Football : Michel Platini accuse l'administration de la Fifa d'avoir voulu lui "nuire"

Michel Platini et  Sepp Blatter, le 29 mais 2015 à Zurich.
Michel Platini et  Sepp Blatter, le 29 mais 2015 à Zurich. (MELANIE DUCHENE / RIA NOVOSTI / AFP)

Interrogé sur l'ex-président de la Fifa, Seb Blatter, le Français lâche: "Il a toujours dit que je serais son dernier scalp".

Pour sa première prise de parole publique depuis mai 2016, Michel Platini tape fort. Il accuse "l'administration" de la Fifa d'avoir voulu lui "nuire", après sa suspension de toute activité du football en raison d'un paiement controversé, dans un entretien au Monde publié jeudi 30 mars. Interrogé sur l'ex-président de la Fifa lui aussi suspendu, Seb Blatter, le Français lâche: "C'est le plus gros égoïste que j'aie vu de ma vie. Il a toujours dit que je serais son dernier scalp".
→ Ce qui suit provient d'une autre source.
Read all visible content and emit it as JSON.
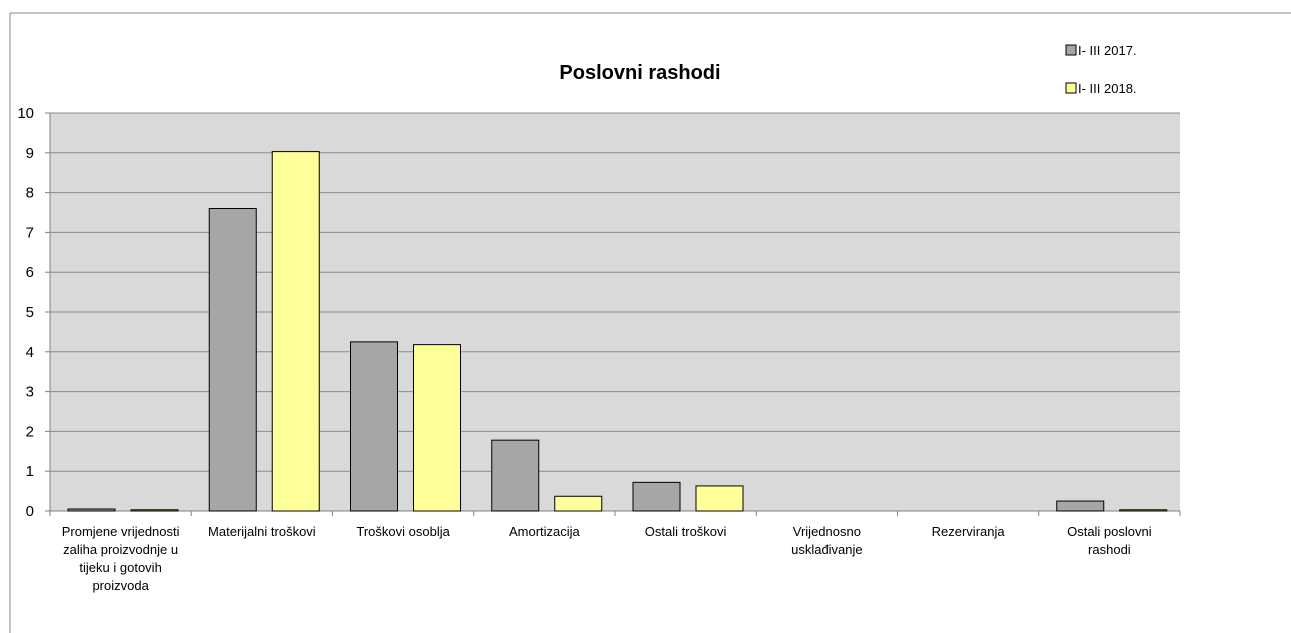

Le quotidien lui a posé la question: "Selon plusieurs sources, c'est un proche de Sepp Blatter, le directeur juridique Marco Villiger, qui aurait informé le parquet quant au paiement de 2011. Aviez-vous l'impression d'être dans le viseur de la Fédération ?" Réponse de Michel Platini, en parlant des membres de l'administration de la Fifa dans son ensemble: "Ils cherchaient quelque chose pour me nuire. Les diverses instances internes de la Fifa ont été instrumentalisées par les personnes qui tiraient les ficelles. J'ai toujours vécu dans l'espoir qu'elles diraient la vérité. Mais ce n'est jamais arrivé".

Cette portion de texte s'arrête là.